New shit by Cannibal Corpse, Suffocation and Morbid Angel due out in 2009. Gonna be an awesome year.


----------



## Tarvos (Dec 30, 2008)

tbh new lamb of god


----------



## foreign contaminant (Dec 31, 2008)

the new of montreal album might be cool. daft punk is preparing new material also, and after alive 2007 i'm really excited to hear it.


----------



## #1 bro (Dec 31, 2008)

foreign contaminant said:


> the new of montreal album might be cool.


Didn't they just come out with a new one, Skeletal Lamping? *is planning on getting it*

anyway tbh the only albums I know of that I'm looking forward to are U2 (although it will most likely suck) and Muse I guess


----------



## Zhorken (Dec 31, 2008)

The Sad Thing Is, We Like It Here by Shaimus oh man I've preordered it and everything and aaa  :3!!!!


----------



## #1 bro (Jan 5, 2009)

I have one!

The Hazards of Love, by the Decemberists.
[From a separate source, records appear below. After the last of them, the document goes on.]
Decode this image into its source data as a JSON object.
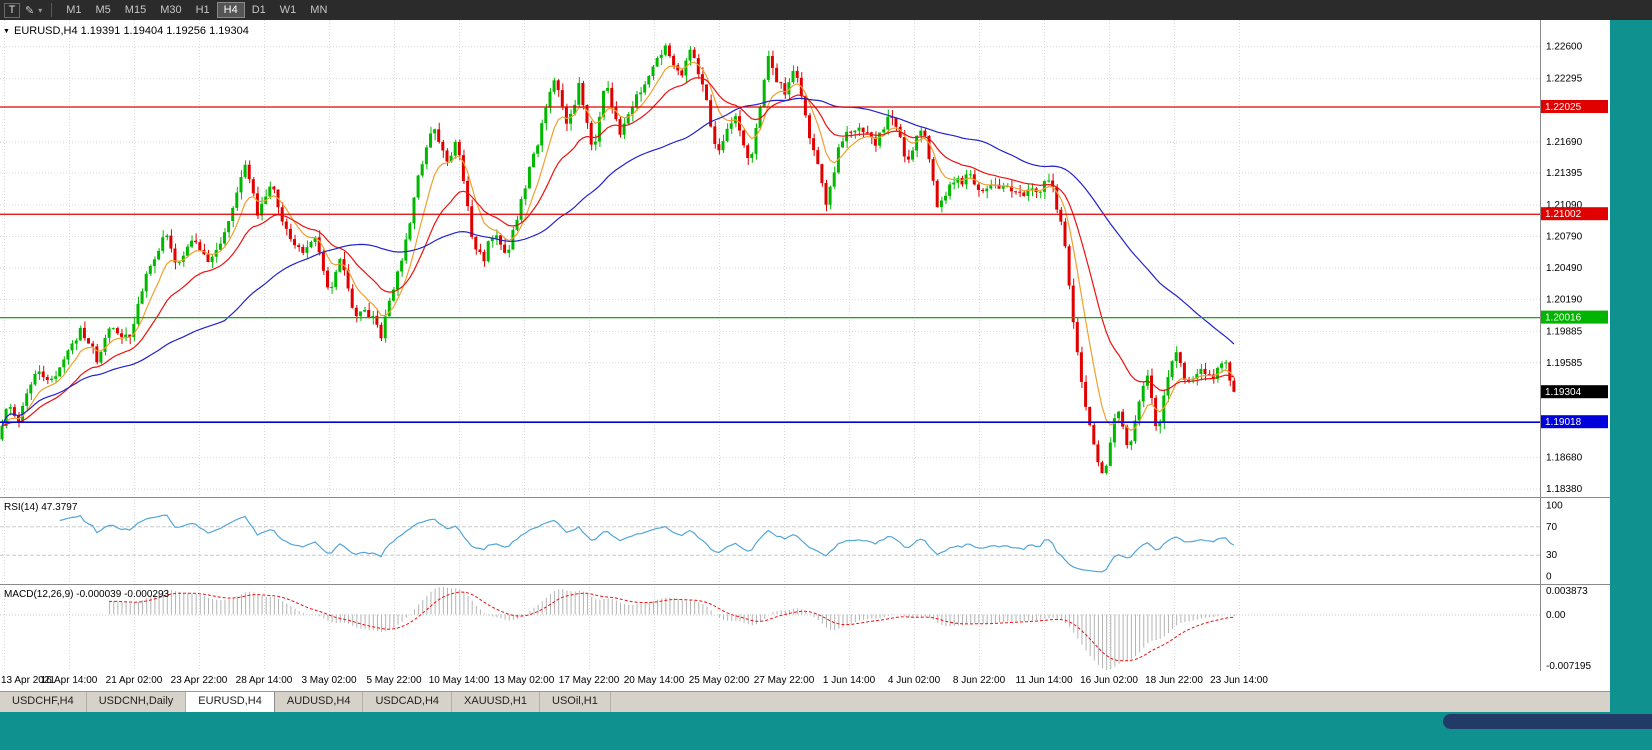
{
  "toolbar": {
    "tool_button": "T",
    "icons": {
      "draw_tool": "✎",
      "dropdown": "▾"
    },
    "timeframes": [
      "M1",
      "M5",
      "M15",
      "M30",
      "H1",
      "H4",
      "D1",
      "W1",
      "MN"
    ],
    "active_timeframe": "H4"
  },
  "chart": {
    "title": "EURUSD,H4",
    "ohlc": {
      "open": "1.19391",
      "high": "1.19404",
      "low": "1.19256",
      "close": "1.19304"
    }
  },
  "indicators": {
    "rsi": {
      "label": "RSI(14)",
      "value": "47.3797"
    },
    "macd": {
      "label": "MACD(12,26,9)",
      "values": "-0.000039 -0.000293"
    }
  },
  "tabs": [
    "USDCHF,H4",
    "USDCNH,Daily",
    "EURUSD,H4",
    "AUDUSD,H4",
    "USDCAD,H4",
    "XAUUSD,H1",
    "USOil,H1"
  ],
  "active_tab": "EURUSD,H4",
  "colors": {
    "workspace_teal": "#0f9190",
    "toolbar_bg": "#2b2b2b",
    "up": "#00b800",
    "down": "#e00000",
    "grid": "#d9d9d9",
    "rsi": "#53a6d8",
    "macd_hist": "#b4b4b4",
    "macd_signal": "#ee1111"
  },
  "chart_data": {
    "type": "candlestick",
    "symbol": "EURUSD",
    "timeframe": "H4",
    "bars": 300,
    "price_min": 1.183,
    "price_max": 1.2285,
    "current_price": {
      "value": 1.19304,
      "label": "1.19304",
      "bg": "#000000"
    },
    "y_axis_labels": [
      1.226,
      1.22295,
      1.2169,
      1.21395,
      1.2109,
      1.2079,
      1.2049,
      1.2019,
      1.19885,
      1.19585,
      1.1868,
      1.1838
    ],
    "x_axis_labels": [
      "13 Apr 2021",
      "16 Apr 14:00",
      "21 Apr 02:00",
      "23 Apr 22:00",
      "28 Apr 14:00",
      "3 May 02:00",
      "5 May 22:00",
      "10 May 14:00",
      "13 May 02:00",
      "17 May 22:00",
      "20 May 14:00",
      "25 May 02:00",
      "27 May 22:00",
      "1 Jun 14:00",
      "4 Jun 02:00",
      "8 Jun 22:00",
      "11 Jun 14:00",
      "16 Jun 02:00",
      "18 Jun 22:00",
      "23 Jun 14:00"
    ],
    "hlines": [
      {
        "price": 1.22025,
        "label": "1.22025",
        "color": "#e00000",
        "width": 1.3
      },
      {
        "price": 1.21002,
        "label": "1.21002",
        "color": "#e00000",
        "width": 1.3
      },
      {
        "price": 1.20016,
        "label": "1.20016",
        "color": "#00b400",
        "width": 1.3
      },
      {
        "price": 1.19018,
        "label": "1.19018",
        "color": "#0000dd",
        "width": 1.6
      }
    ],
    "moving_averages": [
      {
        "period": 8,
        "type": "ema",
        "color": "#f0a030"
      },
      {
        "period": 21,
        "type": "ema",
        "color": "#ee1111"
      },
      {
        "period": 55,
        "type": "sma",
        "color": "#2222cc"
      }
    ],
    "candle_noise": 0.001,
    "price_anchors": [
      [
        0.0,
        1.1885
      ],
      [
        0.008,
        1.192
      ],
      [
        0.016,
        1.19
      ],
      [
        0.03,
        1.1952
      ],
      [
        0.042,
        1.1938
      ],
      [
        0.055,
        1.197
      ],
      [
        0.068,
        1.199
      ],
      [
        0.08,
        1.1962
      ],
      [
        0.093,
        1.1995
      ],
      [
        0.106,
        1.1978
      ],
      [
        0.12,
        1.2038
      ],
      [
        0.135,
        1.208
      ],
      [
        0.146,
        1.2048
      ],
      [
        0.158,
        1.2075
      ],
      [
        0.17,
        1.205
      ],
      [
        0.185,
        1.2088
      ],
      [
        0.2,
        1.215
      ],
      [
        0.21,
        1.21
      ],
      [
        0.22,
        1.213
      ],
      [
        0.232,
        1.209
      ],
      [
        0.245,
        1.206
      ],
      [
        0.257,
        1.2078
      ],
      [
        0.268,
        1.2022
      ],
      [
        0.278,
        1.2058
      ],
      [
        0.288,
        1.1998
      ],
      [
        0.298,
        1.201
      ],
      [
        0.31,
        1.1985
      ],
      [
        0.325,
        1.2048
      ],
      [
        0.34,
        1.2132
      ],
      [
        0.352,
        1.218
      ],
      [
        0.362,
        1.215
      ],
      [
        0.372,
        1.217
      ],
      [
        0.383,
        1.2082
      ],
      [
        0.392,
        1.2055
      ],
      [
        0.402,
        1.2085
      ],
      [
        0.412,
        1.2058
      ],
      [
        0.424,
        1.2115
      ],
      [
        0.438,
        1.2175
      ],
      [
        0.45,
        1.223
      ],
      [
        0.46,
        1.2182
      ],
      [
        0.47,
        1.222
      ],
      [
        0.482,
        1.2155
      ],
      [
        0.492,
        1.2228
      ],
      [
        0.503,
        1.2175
      ],
      [
        0.515,
        1.2205
      ],
      [
        0.527,
        1.2235
      ],
      [
        0.54,
        1.2263
      ],
      [
        0.551,
        1.223
      ],
      [
        0.561,
        1.226
      ],
      [
        0.572,
        1.2215
      ],
      [
        0.582,
        1.2155
      ],
      [
        0.595,
        1.2195
      ],
      [
        0.609,
        1.2145
      ],
      [
        0.623,
        1.225
      ],
      [
        0.635,
        1.2215
      ],
      [
        0.645,
        1.2235
      ],
      [
        0.657,
        1.2175
      ],
      [
        0.67,
        1.211
      ],
      [
        0.682,
        1.217
      ],
      [
        0.695,
        1.2185
      ],
      [
        0.71,
        1.2168
      ],
      [
        0.723,
        1.2195
      ],
      [
        0.735,
        1.215
      ],
      [
        0.748,
        1.2182
      ],
      [
        0.76,
        1.211
      ],
      [
        0.772,
        1.213
      ],
      [
        0.785,
        1.2135
      ],
      [
        0.798,
        1.2122
      ],
      [
        0.812,
        1.2128
      ],
      [
        0.825,
        1.2118
      ],
      [
        0.84,
        1.2125
      ],
      [
        0.852,
        1.2128
      ],
      [
        0.862,
        1.2085
      ],
      [
        0.87,
        1.2
      ],
      [
        0.878,
        1.193
      ],
      [
        0.886,
        1.188
      ],
      [
        0.895,
        1.1846
      ],
      [
        0.902,
        1.19
      ],
      [
        0.908,
        1.1915
      ],
      [
        0.915,
        1.187
      ],
      [
        0.922,
        1.1918
      ],
      [
        0.93,
        1.1948
      ],
      [
        0.938,
        1.189
      ],
      [
        0.946,
        1.1938
      ],
      [
        0.954,
        1.1972
      ],
      [
        0.962,
        1.1935
      ],
      [
        0.972,
        1.1952
      ],
      [
        0.982,
        1.194
      ],
      [
        0.992,
        1.1962
      ],
      [
        1.0,
        1.193
      ]
    ],
    "rsi": {
      "period": 14,
      "levels": [
        "100",
        "70",
        "30",
        "0"
      ],
      "level_lines": [
        70,
        30
      ]
    },
    "macd": {
      "fast": 12,
      "slow": 26,
      "signal": 9,
      "range": [
        -0.007195,
        0.003873
      ],
      "axis_labels": [
        "0.003873",
        "0.00",
        "-0.007195"
      ]
    }
  }
}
Even the tracklisting is fairly epic: 

01: Prelude
02: The Hazards of Love 1 (The Prettiest Whistles Won't Wrestle the Thistles Undone)
03: A Bower Scene
04: Won't Want for Love (Margaret in the Taiga)
05: The Hazards of Love 2 (Wager All)
06: The Queen's Approach
07: Isn't It a Lovely Night?
08: The Wanting Comes in Waves / Repaid
09: An Interlude
10: The Rake's Song
11: The Abduction of Margaret
12: The Queen's Rebuke / The Crossing
13: Annan Water
14: Margaret in Captivity
15: The Hazards of Love 3 (Revenge!)
16: The Wanting Comes in Waves (Reprise)
17: The Hazards of Love 4 (The Drowned)

Coming March 24th!


----------



## Zuu (Jan 5, 2009)

hopefully Amon Amarth, Ensiferum, Vital Remains, and 3 Inches of Blood all come out with new shit

that would be great


----------



## Tarvos (Jan 5, 2009)

Amon amarth put a record out like last autumn, not gonna happen :(


----------



## Lady Grimdour (Jan 5, 2009)

Probably the next Dethklok series album. Oh, and Maiden's new album.


----------



## Aenrhien (Jan 5, 2009)

New Bobaflex music. :3 They're recording now, so if it's not out this year I'll cry.


----------